Today I upgraded my trusty Arrow Jpole (OSJ 146/440) with a brand new Tram 1481, which I purchased from Amazon for 79.99 shipped. Wow, this is a BIG VHF/UHF antenna. It looks like a small CB antenna, much like the Antron 99. It has 3 small steel radials at the base, which aren’t too noticeable. It’s supposed to be fiberglass, but it sure seems to be PVC (?). It was easy to mount for the most part, although the supplied brackets wouldn’t hold to the aluminum mounting tube while the lock washers were attached as the screws were too short. removing the washers and adding thread locker fixed this.
Here is the spec per the documentation:
- 8.3Dbd gain vhf 144mhz-148mhz
- 11.7Dbd gain uhf 430mhz-450mhz
- Heavy-duty fiberglass construction
Before mounting I tested a few far-off repeaters on VHF and UHF and recorded their signal reports. I also monitored various marine frequencies, presumably from nearby Dana Point. With the J pole antenna I can only faintly pickup just a handful of marine channels.

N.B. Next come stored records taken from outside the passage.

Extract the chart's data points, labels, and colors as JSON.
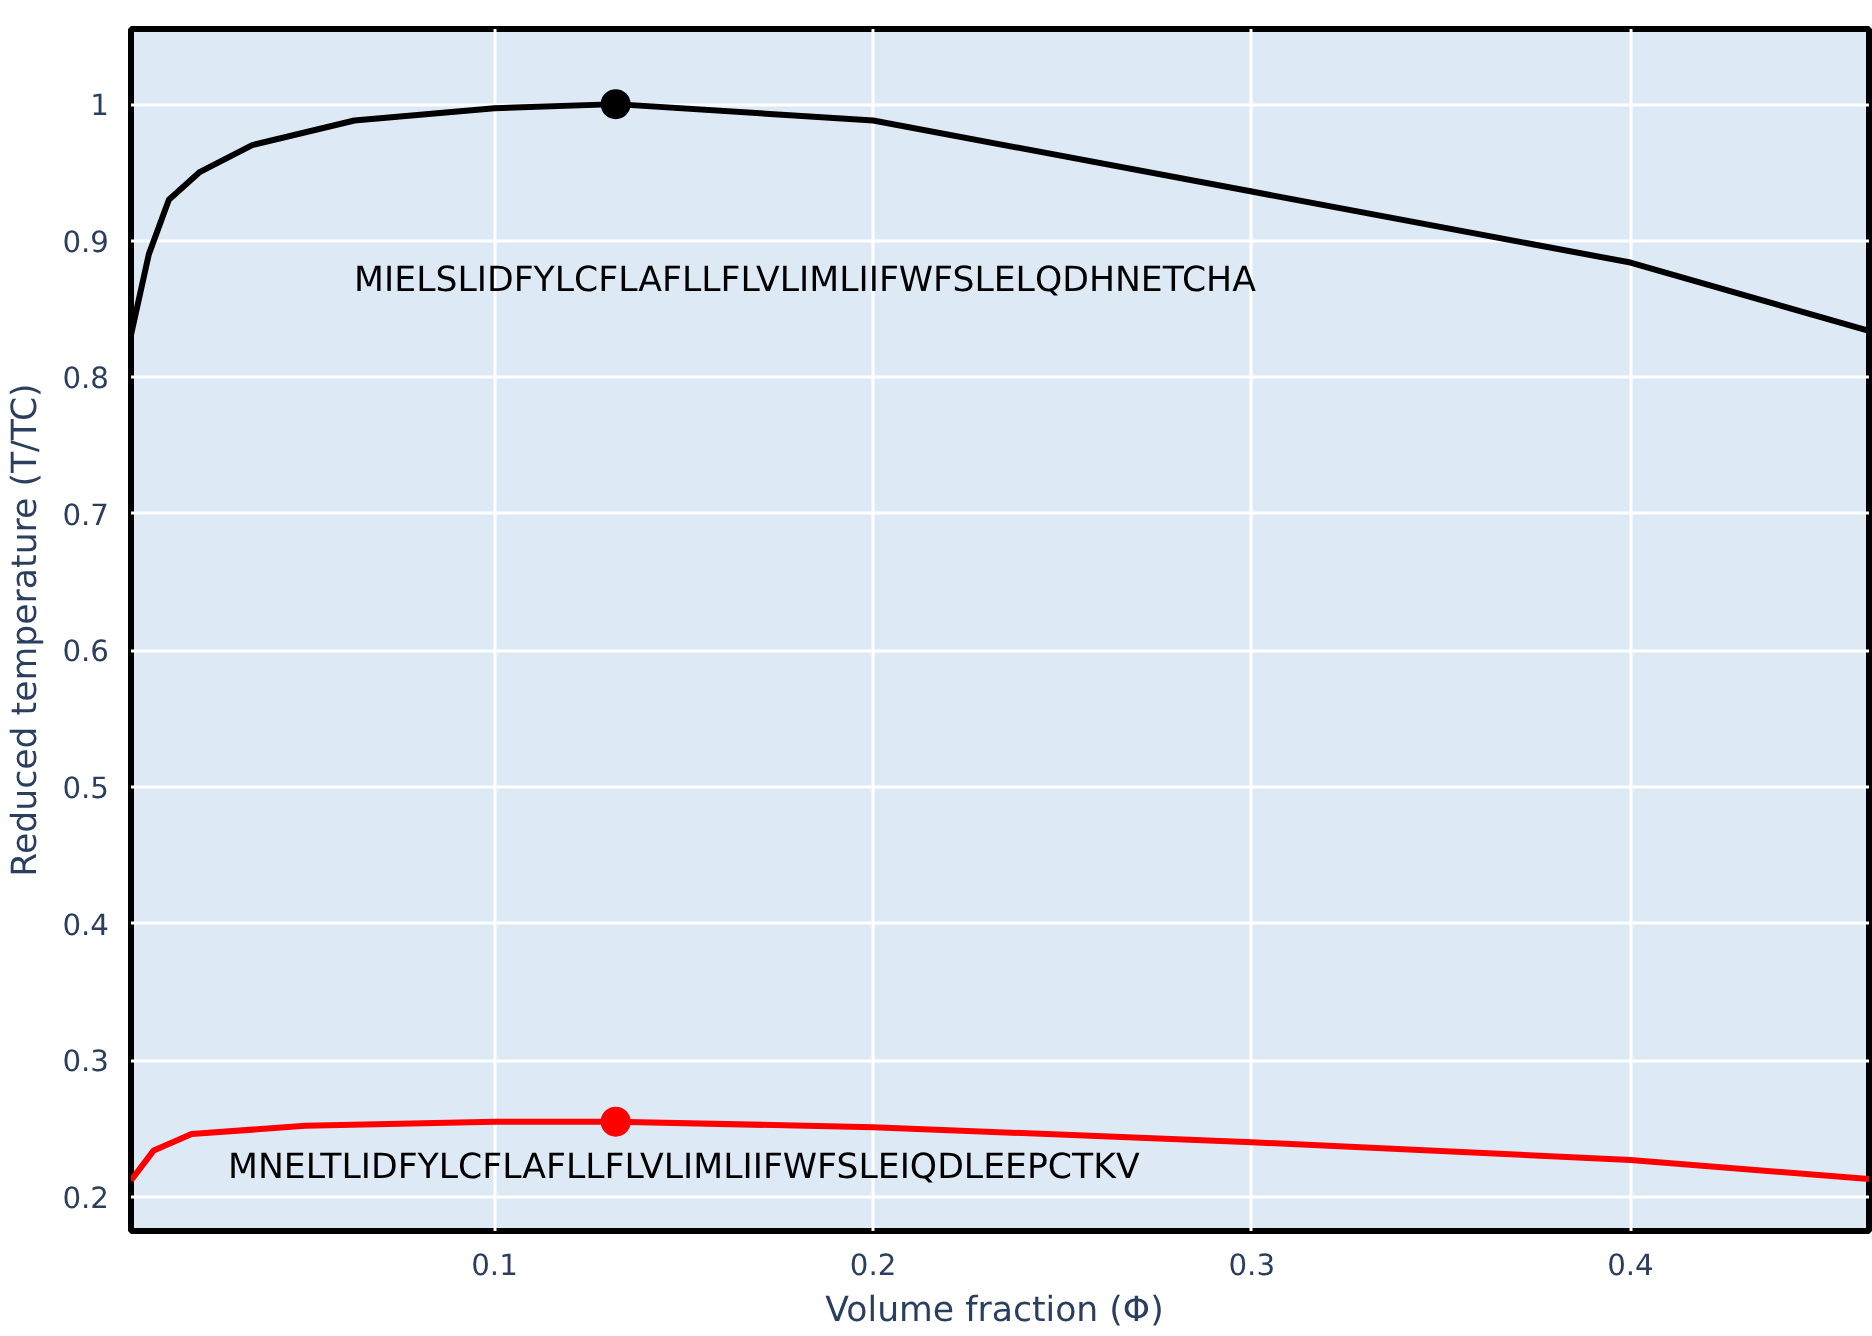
{
  "chart_data": {
    "type": "line",
    "xlabel": "Volume fraction  (Φ)",
    "ylabel": "Reduced temperature (T/TC)",
    "xlim": [
      0.004,
      0.463
    ],
    "ylim": [
      0.175,
      1.055
    ],
    "xticks": [
      0.1,
      0.2,
      0.3,
      0.4
    ],
    "yticks": [
      0.2,
      0.3,
      0.4,
      0.5,
      0.6,
      0.7,
      0.8,
      0.9,
      1
    ],
    "grid": true,
    "marker": "none",
    "line_style": "solid",
    "series": [
      {
        "name": "MIELSLIDFYLCFLAFLLFLVLIMLIIFWFSLELQDHNETCHA",
        "color": "#000000",
        "x": [
          0.004,
          0.0087,
          0.014,
          0.022,
          0.036,
          0.063,
          0.1,
          0.132,
          0.2,
          0.3,
          0.4,
          0.463
        ],
        "values": [
          0.831,
          0.89,
          0.93,
          0.95,
          0.97,
          0.988,
          0.997,
          1.0,
          0.988,
          0.936,
          0.884,
          0.834
        ]
      },
      {
        "name": "MNELTLIDFYLCFLAFLLFLVLIMLIIFWFSLEIQDLEEPCTKV",
        "color": "#ff0000",
        "x": [
          0.004,
          0.01,
          0.02,
          0.05,
          0.1,
          0.132,
          0.2,
          0.3,
          0.4,
          0.463
        ],
        "values": [
          0.212,
          0.234,
          0.246,
          0.252,
          0.255,
          0.255,
          0.251,
          0.24,
          0.227,
          0.213
        ]
      },
      {
        "type": "scatter",
        "marker": "circle",
        "color": "#000000",
        "x": [
          0.132
        ],
        "values": [
          1.0
        ]
      },
      {
        "type": "scatter",
        "marker": "circle",
        "color": "#ff0000",
        "x": [
          0.132
        ],
        "values": [
          0.255
        ]
      }
    ]
  }
}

I installed the 17′ antenna on a 10′ 1.25″ piece of steel conduit that I painted white, to match the antenna. The push up pole is mounted atop our back yard trellis, which is ~10′ tall. Ground to the antenna base is about 19′ up, and ground to antenna tip is about 36′. No guy wires necessary as the steel conduit is very rigid.

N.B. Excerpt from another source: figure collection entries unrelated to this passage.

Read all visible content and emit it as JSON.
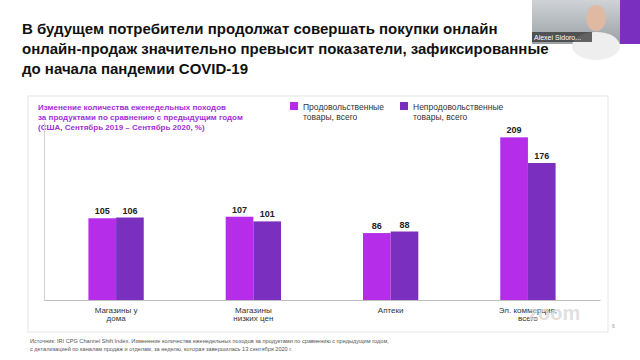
{
  "chart_data": {
    "type": "bar",
    "title": [
      "В будущем потребители продолжат совершать покупки онлайн",
      "онлайн-продаж значительно превысит показатели, зафиксированные",
      "до начала пандемии COVID-19"
    ],
    "subtitle": [
      "Изменение количества еженедельных походов",
      "за продуктами по сравнению с предыдущим годом",
      "(США, Сентябрь 2019 – Сентябрь 2020, %)"
    ],
    "categories": [
      "Магазины у дома",
      "Магазины низких цен",
      "Аптеки",
      "Эл. коммерция, всего"
    ],
    "series": [
      {
        "name": "Продовольственные товары, всего",
        "color": "#b52de8",
        "values": [
          105,
          107,
          86,
          209
        ]
      },
      {
        "name": "Непродовольственные товары, всего",
        "color": "#7b2fbf",
        "values": [
          106,
          101,
          88,
          176
        ]
      }
    ],
    "ylim": [
      0,
      230
    ],
    "yticks": [],
    "data_labels": true,
    "tick_labels": "x",
    "legend": "top",
    "source": [
      "Источник: IRI CPG Channel Shift Index. Изменение количества еженедельных походов за продуктами по сравнению с предыдущим годом,",
      "с детализацией по каналам продаж и отделам, за неделю, которая завершилась 13 сентября 2020 г."
    ],
    "page_number": "6"
  },
  "overlay": {
    "participant": "Alexei Sidoro...",
    "watermark": "zoom"
  }
}
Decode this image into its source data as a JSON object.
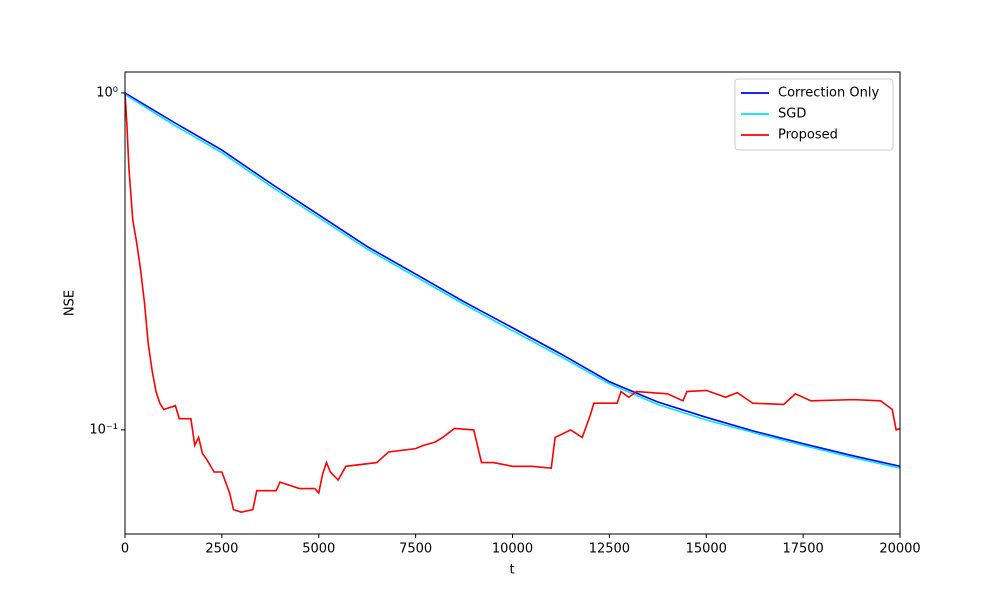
{
  "chart_data": {
    "type": "line",
    "x_label": "t",
    "y_label": "NSE",
    "xlim": [
      0,
      20000
    ],
    "xticks": [
      0,
      2500,
      5000,
      7500,
      10000,
      12500,
      15000,
      17500,
      20000
    ],
    "ylim": [
      0.0491,
      1.154
    ],
    "yscale": "log",
    "yticks": [
      {
        "value": 0.1,
        "label": "10⁻¹"
      },
      {
        "value": 1,
        "label": "10⁰"
      }
    ],
    "legend": "upper right",
    "series": [
      {
        "name": "Correction Only",
        "color": "#0000ff",
        "x": [
          0,
          1250,
          2500,
          3750,
          5000,
          6250,
          7500,
          8750,
          10000,
          11250,
          12500,
          13750,
          15000,
          16250,
          17500,
          18750,
          20000
        ],
        "values": [
          1.0,
          0.82,
          0.677,
          0.54,
          0.435,
          0.35,
          0.29,
          0.24,
          0.201,
          0.168,
          0.139,
          0.121,
          0.109,
          0.099,
          0.091,
          0.084,
          0.078
        ]
      },
      {
        "name": "SGD",
        "color": "#00e5ee",
        "x": [
          0,
          1250,
          2500,
          3750,
          5000,
          6250,
          7500,
          8750,
          10000,
          11250,
          12500,
          13750,
          15000,
          16250,
          17500,
          18750,
          20000
        ],
        "values": [
          0.99,
          0.805,
          0.665,
          0.53,
          0.427,
          0.344,
          0.285,
          0.236,
          0.197,
          0.165,
          0.137,
          0.119,
          0.107,
          0.098,
          0.09,
          0.083,
          0.077
        ]
      },
      {
        "name": "Proposed",
        "color": "#ff0000",
        "x": [
          0,
          50,
          100,
          200,
          300,
          400,
          500,
          600,
          700,
          800,
          900,
          1000,
          1300,
          1400,
          1700,
          1800,
          1900,
          2000,
          2100,
          2300,
          2500,
          2700,
          2800,
          3000,
          3300,
          3400,
          3900,
          4000,
          4500,
          4900,
          5000,
          5100,
          5200,
          5300,
          5500,
          5700,
          6500,
          6800,
          7500,
          7700,
          8000,
          8200,
          8500,
          9000,
          9200,
          9500,
          10000,
          10500,
          11000,
          11100,
          11500,
          11800,
          12000,
          12100,
          12700,
          12800,
          13000,
          13200,
          14000,
          14400,
          14500,
          15000,
          15500,
          15800,
          16200,
          17000,
          17300,
          17700,
          18800,
          19500,
          19800,
          19900,
          20000
        ],
        "values": [
          1.0,
          0.8,
          0.6,
          0.42,
          0.36,
          0.3,
          0.24,
          0.18,
          0.15,
          0.13,
          0.12,
          0.115,
          0.118,
          0.108,
          0.108,
          0.09,
          0.095,
          0.085,
          0.082,
          0.075,
          0.075,
          0.065,
          0.058,
          0.057,
          0.058,
          0.066,
          0.066,
          0.07,
          0.067,
          0.067,
          0.065,
          0.074,
          0.08,
          0.075,
          0.071,
          0.078,
          0.08,
          0.086,
          0.088,
          0.09,
          0.092,
          0.095,
          0.101,
          0.1,
          0.08,
          0.08,
          0.078,
          0.078,
          0.077,
          0.095,
          0.1,
          0.095,
          0.11,
          0.12,
          0.12,
          0.13,
          0.125,
          0.13,
          0.128,
          0.122,
          0.13,
          0.131,
          0.125,
          0.129,
          0.12,
          0.119,
          0.128,
          0.122,
          0.123,
          0.122,
          0.115,
          0.1,
          0.101
        ]
      }
    ]
  }
}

Now to the on-air results! I was very pleased to find both VHF and UHF reception increased markedly. I’m only using the digital bar meter on my FT-7800R to compare, but VHF jumped from 5 to 7 ‘bars’ and UHF went from 4 to 6 bars. Additionally, I can hear a whole host of new chatter on the marine frequencies. SWR is either good or perfect across 2 meter and 70cm. The highest SWR was on the bottom of 2 meter and reached a peak of 1.7:1. The middle to top of the band was 1:1.
So far I’m pleased. I’m a bit skeptical, however, because the reviews on eHam are a mixed bag. Southern CA is very dry by nature, so hopefully the moisture issue that’s plagued many others won’t be such an issue here. I’ll be sure to keep my SWR meter connected to make sure I don’t miss a problem!